TÜBİTAK Projesi, 2019 - 2020
Akciğer kanserleri dünyada en çok ölüme yol açan kanser türleri arasında ilk sıralarda yer
almaktadır. En yaygın akciğer kanseri türü küçük hücreli dışı akciğer kanseridir. Akciğer
kanserini tedavi etmek ve fazla yan etkisi olmayan güvenli ve etkili ilaçların geliştirilmesi son
yıllarda kanser araştırmalarında odak noktası haline gelmiştir. Kanser tedavisinde kullanılmak
üzere antiproliferatif ve sitostatik ilaçların potansiyel yeni bir terapötik sınıfı olarak seramidaz
inhibitörleri gösterilmektedir. Hem normal hem de malign hücrelerde asit seramidazların
baskılanması apoptozise yol açmaktadır. Malign hücrelerde seramid konsantrasyonlarını
yüksek tutmak ve hücre sağkalımını tetiklemek üzere hareket eden ve apoptozisi teşvik eden
B13 (D-NMAPPD) asit seramidaz enzimlerinin güçlü bir inhibitörüdür. Bu tip maddelerin
kullanımı ve bunların yeni formulasyonlarının geliştirilmesi kanser tedavisinde yeni
yaklaşımlara ışık tutucu olabilmektedir. Kanser tedavilerinde yeni yaklaşımlardan biri olan
nano-teknolojinin en önemli ürünleri olarak gösterilen nanopartiküller birçok hastalığın teşhis
ve tedavisinde kullanılmaya başlanılmıştır. Bu tip tedavilerde ilaç yüklenmiş nanopartikül
formlar sayesinde yüksek etkili tedaviler geliştirilebilmektedir. Bu tedavi ajanları sağlıklı
hücrelere zarar vermemeleri, yan etkilerinin az olması, yüksek seçiciliğe sahip olmaları ve
malign hücrelerde sitotoksisitelerinin yüksek olmasından dolayı ilgi görmektedirler.

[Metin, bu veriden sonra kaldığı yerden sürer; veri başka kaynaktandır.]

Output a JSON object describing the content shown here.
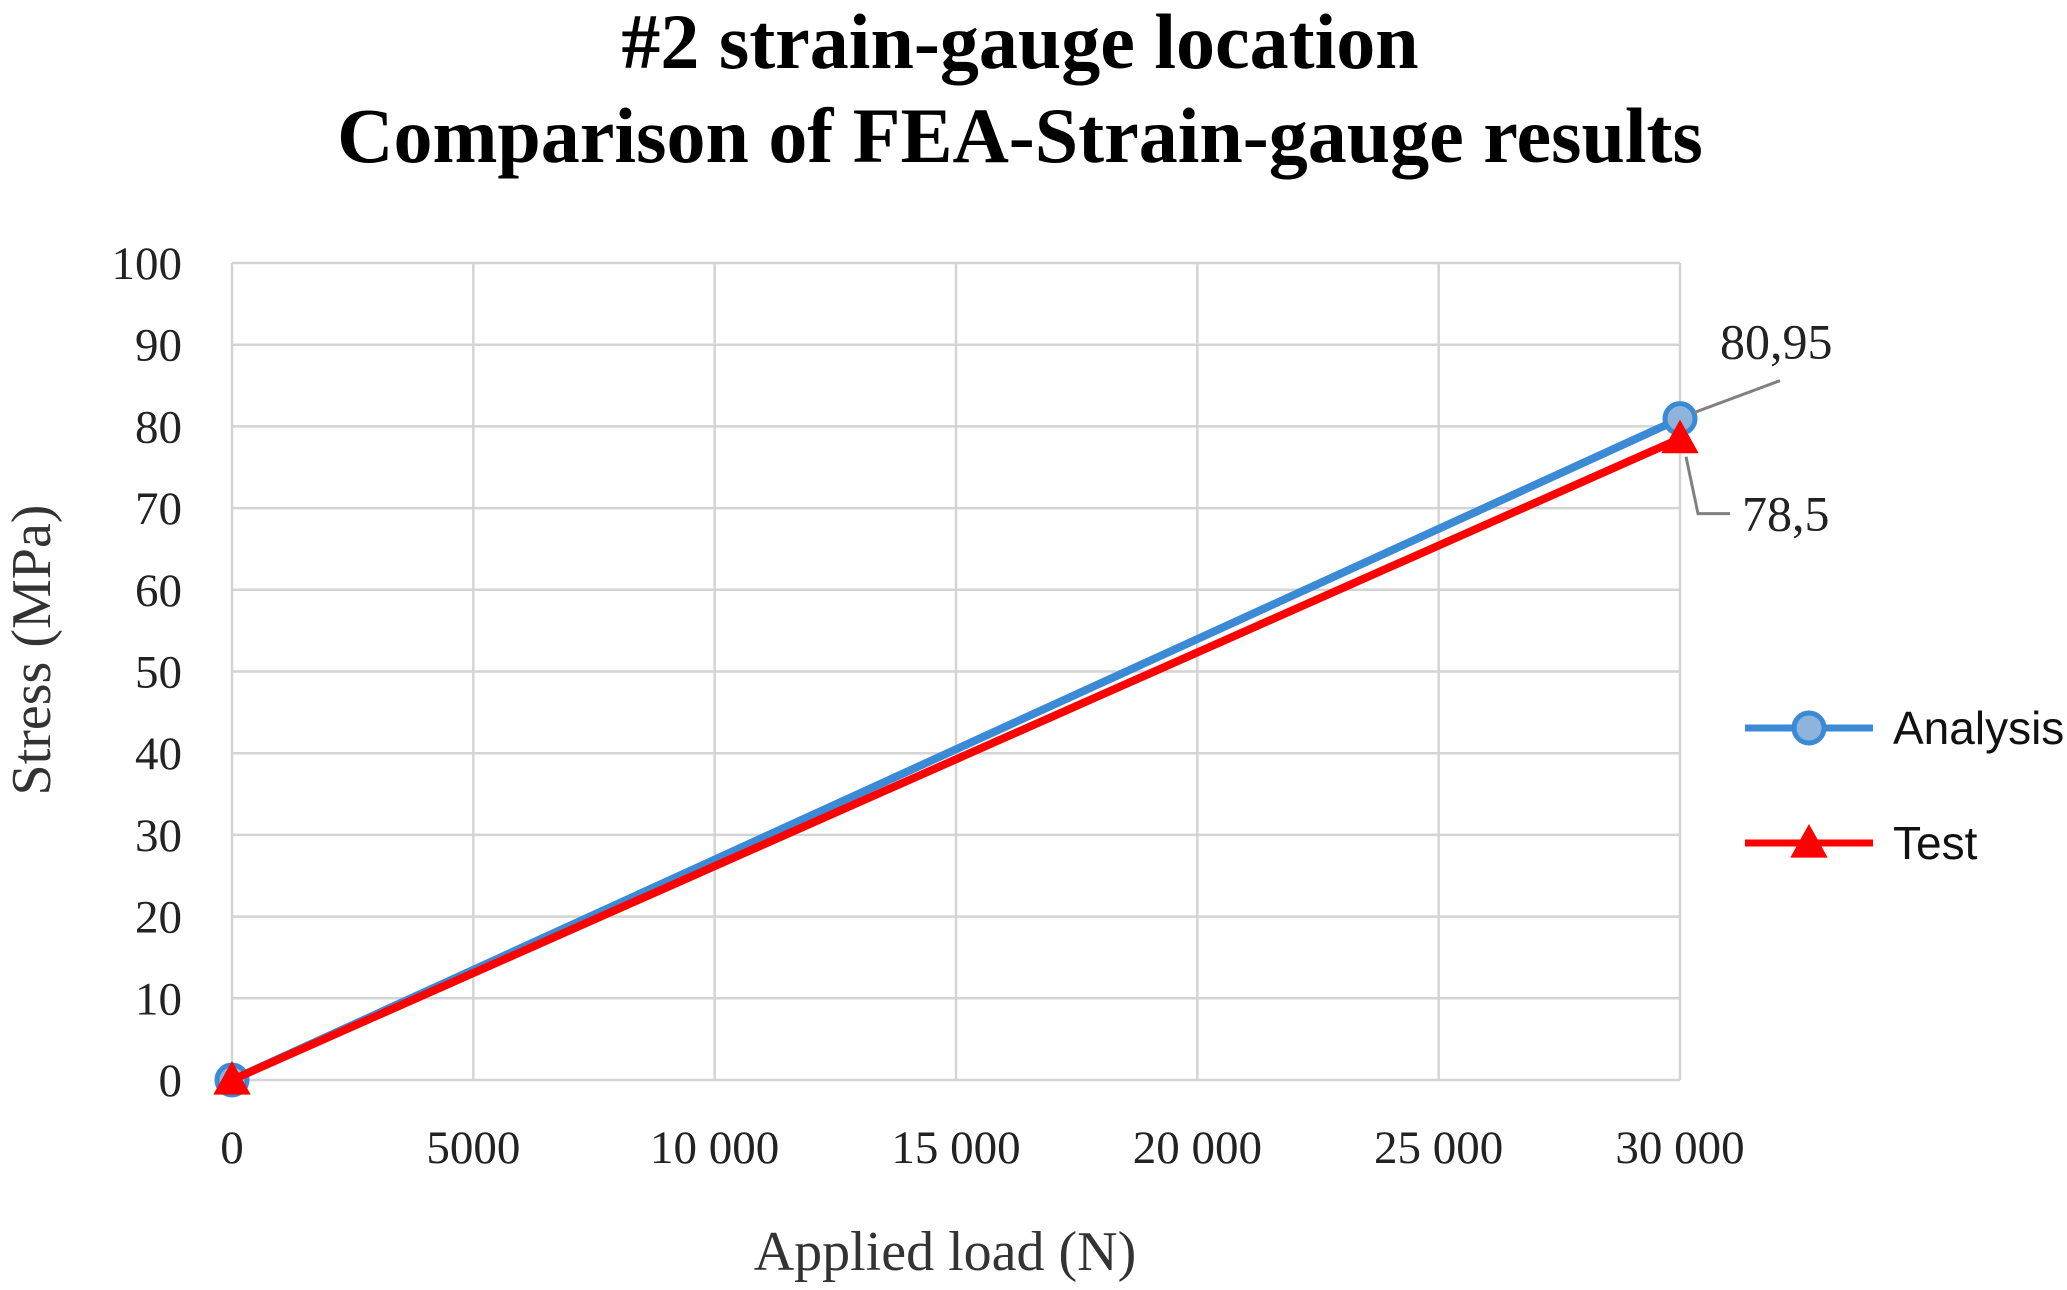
{
  "chart_data": {
    "type": "line",
    "title_lines": [
      "#2 strain-gauge location",
      "Comparison of FEA-Strain-gauge results"
    ],
    "xlabel": "Applied load  (N)",
    "ylabel": "Stress  (MPa)",
    "xlim": [
      0,
      30000
    ],
    "ylim": [
      0,
      100
    ],
    "x_ticks": [
      {
        "value": 0,
        "label": "0"
      },
      {
        "value": 5000,
        "label": "5000"
      },
      {
        "value": 10000,
        "label": "10 000"
      },
      {
        "value": 15000,
        "label": "15 000"
      },
      {
        "value": 20000,
        "label": "20 000"
      },
      {
        "value": 25000,
        "label": "25 000"
      },
      {
        "value": 30000,
        "label": "30 000"
      }
    ],
    "y_ticks": [
      {
        "value": 0,
        "label": "0"
      },
      {
        "value": 10,
        "label": "10"
      },
      {
        "value": 20,
        "label": "20"
      },
      {
        "value": 30,
        "label": "30"
      },
      {
        "value": 40,
        "label": "40"
      },
      {
        "value": 50,
        "label": "50"
      },
      {
        "value": 60,
        "label": "60"
      },
      {
        "value": 70,
        "label": "70"
      },
      {
        "value": 80,
        "label": "80"
      },
      {
        "value": 90,
        "label": "90"
      },
      {
        "value": 100,
        "label": "100"
      }
    ],
    "grid": true,
    "legend_position": "right",
    "series": [
      {
        "name": "Analysis",
        "color": "#3a8ad6",
        "marker": "circle",
        "x": [
          0,
          30000
        ],
        "y": [
          0,
          80.95
        ],
        "end_label": "80,95"
      },
      {
        "name": "Test",
        "color": "#ff0000",
        "marker": "triangle",
        "x": [
          0,
          30000
        ],
        "y": [
          0,
          78.5
        ],
        "end_label": "78,5"
      }
    ]
  }
}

Tüm bu bilgiler ışığında projemizin amacı, bir seramidaz inhibitörü olan B13 (D-NMAPPD)
ve yeni sentez edilecek olan B13 (D-NMAPPD) yüklü katı lipid nanopartikül
formulasyonunun akciğer kanseri hücre hattında neden olduğu sitotoksik, antiproliferatif
etkilerin ve hücre ölüm şeklinin Beas-2B sağlıklı akciğer hücreleriyle karşılaştırmalı olarak
araştırılmasıdır. Proje amacımızı gerçekleştirmek için insan akciğer karsinoma (A549) ve
sağlıklı akciğer hücreleri (Beas-2B) kullanılacaktır. B13 ve yeni sentezlenecek olan B13-
nanopartikül formulasyonunun A549 ve Beas-2B hücre hatları üzerindeki sitotoksik etkileri
MTT testi ile saptanacak ve uygulanan B13 ve nanopartikül formunun hücrelerde neden
olduğu ölüm şeklinin tespiti akış sitometrisinde belirlenecektir. Daha sonra konfokal
mikroskopi yöntemi ile hücrelerdeki morfolojik değişiklikler ve geçirimli elektron mikroskopi
yöntemi (TEM) ile de ince yapısal değişiklikler görüntülenecektir. Buna ilaveten, uygulanan
B13 ve nanopartikül formulasyonunun hücre döngüsüne etkisi ve oksidatif stres oluşturma
düzeyleri akış sitometrisinde belirlenecektir. Bu çalışma ile, B13 ve sentezlenecek olan katı
lipid nanopartikül formunun, akciğer kanseri hücre hattı üzerindeki sitotoksik rollerinin
incelenmesi ve kullanılan diğer yöntemlerle de hücre ölüm şekillerinin açıklanması
doğrultusunda önemli sonuçlar ortaya koyabileceğini beklemekteyiz.